Betty White died of natural causes, her agent Jeff Witjas confirmed on Monday.
“Betty died peacefully in her sleep at her home,” Witjas said in a statement to People magazine. “People are saying her death was related to getting a booster shot three days earlier but that is not true. She died of natural causes. Her death should not be politicized — that is not the life she lived.” Witjas didn’t immediately respond to Rolling Stone’s request for comment.
Witjas’ statement comes amid false reports and speculation from social media users that White had gotten a Covid-19 booster shot, leading to her death three days later. The Associated Press debunked the claim, based on a fabricated quote from White. Witjas also told the AP White didn’t get a booster on the 28th.
White died last Friday, on New Year’s Eve, at age 99, just a few weeks shy of her 100th birthday, with much of the entertainment world mourning her death. “The world looks different now,” Ryan Reynolds, who co-starred in the 2009 romantic comedy The Proposal alongside White, wrote on Twitter. “She was great at defying expectation. She managed to grow very old and somehow, not old enough. We’ll miss you, Betty. Now you know the secret.”

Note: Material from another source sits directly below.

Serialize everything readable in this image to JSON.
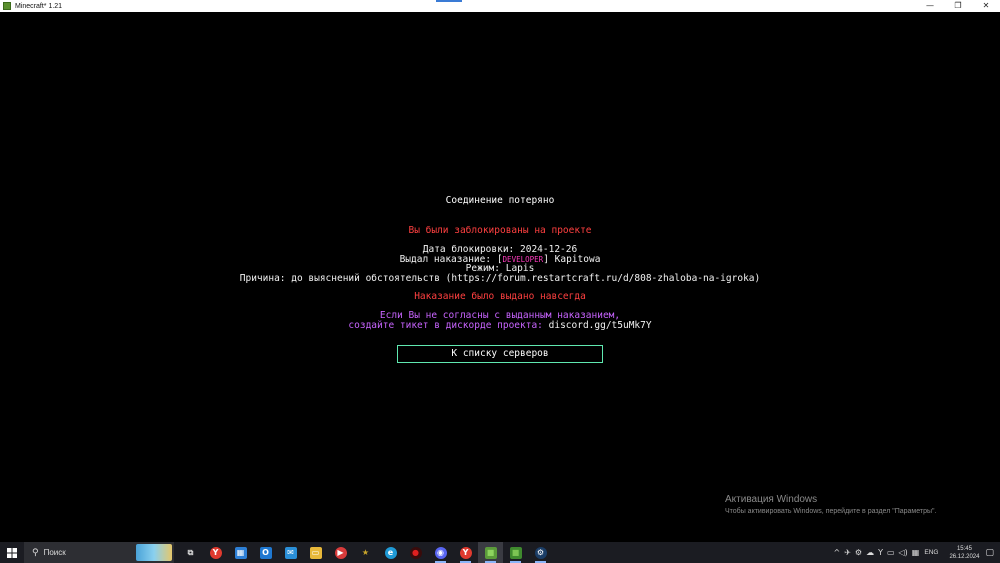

White was one of the most beloved mainstays in film and television, working steadily on the screen for over 60 years. “To call White a fundamental part of the very fabric of American television would almost undersell how ubiquitous and likable she was,” Rolling Stone’s TV critic Alan Sepinwall wrote following White’s death. “She was everywhere throughout TV history, doing a little bit of everything.”
While White died before her 100th birthday, movie theaters across the country will still air Betty White: A Celebration (originally titled Betty White: 100 Years Young) on what would’ve been her hundredth birthday, Jan. 17.